The Mail.ru Cloud Solutions team translated an article from a developer who has repeatedly found himself in such a situation and based on his experience compiled a list of 53 questions and answers to prepare for an interview. Most data scientists write a lot of code, so this list is useful for both data scientists and engineers. It will be useful for job seekers, interviewers, and those who are just learning Python.
View Champions
Contemplation of the great fractal similarity (randall)
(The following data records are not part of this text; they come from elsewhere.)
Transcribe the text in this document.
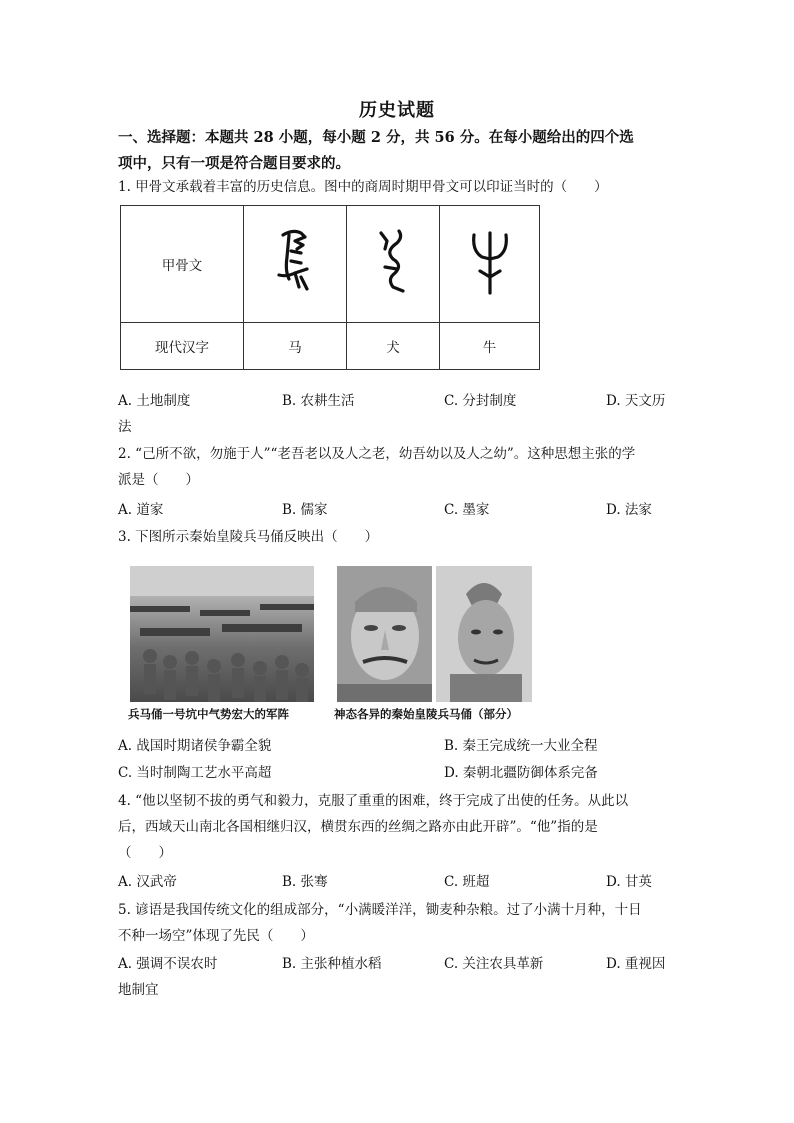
历史试题
一、选择题：本题共 28 小题，每小题 2 分，共 56 分。在每小题给出的四个选
项中，只有一项是符合题目要求的。
1. 甲骨文承载着丰富的历史信息。图中的商周时期甲骨文可以印证当时的（　　）
甲骨文			
现代汉字	马	犬	牛
A. 土地制度	B. 农耕生活	C. 分封制度	D. 天文历
法
2. “己所不欲，勿施于人”“老吾老以及人之老，幼吾幼以及人之幼”。这种思想主张的学
派是（　　）
A. 道家	B. 儒家	C. 墨家	D. 法家
3. 下图所示秦始皇陵兵马俑反映出（　　）
兵马俑一号坑中气势宏大的军阵	神态各异的秦始皇陵兵马俑（部分）
A. 战国时期诸侯争霸全貌	B. 秦王完成统一大业全程
C. 当时制陶工艺水平高超	D. 秦朝北疆防御体系完备
4. “他以坚韧不拔的勇气和毅力，克服了重重的困难，终于完成了出使的任务。从此以
后，西域天山南北各国相继归汉，横贯东西的丝绸之路亦由此开辟”。“他”指的是
（　　）
A. 汉武帝	B. 张骞	C. 班超	D. 甘英
5. 谚语是我国传统文化的组成部分，“小满暖洋洋，锄麦种杂粮。过了小满十月种，十日
不种一场空”体现了先民（　　）
A. 强调不误农时	B. 主张种植水稻	C. 关注农具革新	D. 重视因
地制宜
Fractals are not just a beautiful natural phenomenon. According to our research , viewing the fractal structures by 60% increases stress, measured on the basis of physiological parameters. When contemplating fractals in the frontal cortex of the brain, in just one minute, the activity of alpha waves increases - as during meditation or when feeling mild drowsiness.
Not surprisingly, fractal biodesign has a calming effect on humans. We like to look at the clouds, at the flames in the fireplace, at the foliage in the park ... How does it work? Scientists suggest that the natural course of our eyes' search movements is fractal. When the dimensions of the trajectory of eye movement and the fractal object coincide, we fall into a state of physiological resonance, due to which the activity of certain parts of the brain is activated.
But not all fractals are created equal. In this article, we will talk about the fractal dimension and its impact on health.
Determining COVID-19 on X-rays with Keras, TensorFlow and Deep Learning (AloneCoder)
With the help of this tutorial, we will use Keras, TensorFlow and deep learning to automatically detect COVID-19 from a manually collected dataset from X-rays.
Mnemonics: exploring methods for increasing brain memory (randall)
A good memory is often innate in some people. And therefore there is no point in competing with genetic "mutants", exhausting yourself with training, including memorizing poems and coming up with associative stories. Since everything is written in the genome, you cannot jump over your head.
Indeed, not everyone is given to build, like Sherlock, palaces of memory and visualize any sequence of information. If you tried the basic techniques listed in the article on mnemonics on Wikipedia, and you didn't succeed, then there is nothing wrong with that - memorization techniques for an overworked brain become a super task.
However, it's not all bad. Scientific research shows [ 1 ]that some mnemonics can literally physically change the structure of the brain and improve the skill of memory management. Many of the world's most successful mnemonists competing in professional memory competitions started learning in adulthood and were able to greatly enhance their brain power.
Thanks to everyone who read it. And Happy New Year!